One minor comment is that they say

Because the released DeepBind software package does not contain the training step, we could not train it on our dataset.

but I believe the DeepBind (#11) code here does include the training step. It's just hard to find from the main page.

jacklanchantin commented 7 years ago

@agitter thanks for posting this. I actually don't think that the code they provide for deepbind includes the model construction. They include pre-trained models, which you can use to score new sequences. But the deepbind model is very straightforward, I don't know why they didn't just code it themselves.

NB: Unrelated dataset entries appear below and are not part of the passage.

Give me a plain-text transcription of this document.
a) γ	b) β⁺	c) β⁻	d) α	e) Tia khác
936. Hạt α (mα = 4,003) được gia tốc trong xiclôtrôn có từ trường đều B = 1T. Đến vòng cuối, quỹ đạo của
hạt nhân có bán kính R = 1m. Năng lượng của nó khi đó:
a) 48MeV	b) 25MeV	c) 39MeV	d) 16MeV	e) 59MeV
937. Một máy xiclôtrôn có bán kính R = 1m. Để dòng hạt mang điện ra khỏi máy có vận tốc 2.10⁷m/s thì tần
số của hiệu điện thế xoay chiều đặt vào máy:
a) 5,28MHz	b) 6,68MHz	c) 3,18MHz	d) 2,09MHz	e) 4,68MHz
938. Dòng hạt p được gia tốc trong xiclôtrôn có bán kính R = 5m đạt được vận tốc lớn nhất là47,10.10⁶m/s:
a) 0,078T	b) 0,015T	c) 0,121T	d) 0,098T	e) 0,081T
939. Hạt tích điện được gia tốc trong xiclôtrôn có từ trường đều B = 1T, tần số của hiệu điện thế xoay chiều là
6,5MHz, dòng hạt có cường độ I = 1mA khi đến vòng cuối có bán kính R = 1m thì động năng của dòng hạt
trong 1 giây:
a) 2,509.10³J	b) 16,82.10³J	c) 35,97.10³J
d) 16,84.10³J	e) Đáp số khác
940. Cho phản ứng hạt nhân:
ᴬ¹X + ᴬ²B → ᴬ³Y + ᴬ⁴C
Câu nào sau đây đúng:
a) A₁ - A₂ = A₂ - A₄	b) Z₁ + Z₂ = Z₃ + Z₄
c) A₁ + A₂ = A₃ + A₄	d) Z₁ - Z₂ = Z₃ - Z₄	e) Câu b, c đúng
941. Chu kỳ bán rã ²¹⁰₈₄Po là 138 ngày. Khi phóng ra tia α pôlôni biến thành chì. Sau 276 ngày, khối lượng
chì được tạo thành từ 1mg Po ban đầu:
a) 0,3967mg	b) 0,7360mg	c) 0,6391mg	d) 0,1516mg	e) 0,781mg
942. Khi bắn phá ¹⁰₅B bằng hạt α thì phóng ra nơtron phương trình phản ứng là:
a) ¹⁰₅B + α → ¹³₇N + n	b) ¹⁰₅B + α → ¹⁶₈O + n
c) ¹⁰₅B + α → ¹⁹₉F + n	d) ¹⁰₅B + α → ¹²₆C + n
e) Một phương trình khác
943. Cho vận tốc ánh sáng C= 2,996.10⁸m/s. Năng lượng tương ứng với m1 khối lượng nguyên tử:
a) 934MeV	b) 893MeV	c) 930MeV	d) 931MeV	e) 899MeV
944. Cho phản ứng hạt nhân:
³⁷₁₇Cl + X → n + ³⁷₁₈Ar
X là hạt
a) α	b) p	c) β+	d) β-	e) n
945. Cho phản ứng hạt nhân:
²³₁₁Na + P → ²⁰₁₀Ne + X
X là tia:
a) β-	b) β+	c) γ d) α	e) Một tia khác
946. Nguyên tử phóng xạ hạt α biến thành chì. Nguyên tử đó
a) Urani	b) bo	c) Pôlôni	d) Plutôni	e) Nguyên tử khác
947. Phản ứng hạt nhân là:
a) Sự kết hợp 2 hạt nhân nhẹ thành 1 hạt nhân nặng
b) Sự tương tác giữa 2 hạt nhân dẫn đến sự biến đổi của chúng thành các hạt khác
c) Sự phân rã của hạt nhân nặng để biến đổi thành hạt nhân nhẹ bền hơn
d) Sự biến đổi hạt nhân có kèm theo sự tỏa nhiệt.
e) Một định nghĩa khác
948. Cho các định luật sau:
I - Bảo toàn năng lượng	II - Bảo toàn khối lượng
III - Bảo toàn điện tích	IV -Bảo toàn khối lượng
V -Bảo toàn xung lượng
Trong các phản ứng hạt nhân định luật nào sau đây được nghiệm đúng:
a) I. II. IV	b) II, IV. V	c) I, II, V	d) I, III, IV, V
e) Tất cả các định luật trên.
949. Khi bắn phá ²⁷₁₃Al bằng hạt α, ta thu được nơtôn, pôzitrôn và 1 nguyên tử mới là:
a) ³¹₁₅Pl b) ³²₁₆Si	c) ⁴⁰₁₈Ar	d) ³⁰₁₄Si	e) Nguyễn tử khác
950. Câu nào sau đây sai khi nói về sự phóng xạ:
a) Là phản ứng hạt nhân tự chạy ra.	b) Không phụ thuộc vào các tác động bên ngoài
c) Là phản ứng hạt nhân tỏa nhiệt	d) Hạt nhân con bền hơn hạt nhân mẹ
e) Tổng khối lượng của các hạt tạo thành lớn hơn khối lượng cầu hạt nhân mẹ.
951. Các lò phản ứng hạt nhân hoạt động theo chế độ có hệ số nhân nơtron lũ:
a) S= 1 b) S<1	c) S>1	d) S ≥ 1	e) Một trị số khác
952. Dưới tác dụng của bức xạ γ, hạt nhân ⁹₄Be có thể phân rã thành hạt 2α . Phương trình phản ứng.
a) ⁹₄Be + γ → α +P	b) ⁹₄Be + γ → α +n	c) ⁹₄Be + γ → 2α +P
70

agitter commented 7 years ago

It's not important enough for me to download and check their code, but I saw text in the DeepBind README like

Train TF models on ENCODE ChIP-seq peaks, then test on held-out subset of peaks. See supplementary information if training/testing set is not clear from descriptions below. Use top 500 even to train, top 500 odd to test: python deepbind_train_encode.py top calib,train,test,report

I believe there are two versions of the code, only one of which supports training.

knowledgefold commented 7 years ago

I'm the corresponding author of this work. Your response are really fast. For DeepBind, we may miss the training code. Actually, we have implemented a simple version of DeepBind. However, the tricky part is the hyperparameter tuning. We cannot guarantee that we can repeat the whole process reported in the original DeepBind paper. Therefore, we decide to run TFImpute directly on the data used by DeepBind. We believe that it is a fair comparison.

agitter commented 7 years ago

@knowledgefold Thanks for clarifying. I think that makes a lot of sense. I also found it hard to find the DeepBind training code. Last year I posted that it wasn't available, and one of the authors corrected me by providing the link above.

We'll (eventually) discuss your paper here for our review, so please come back with comments if you have anything else to add.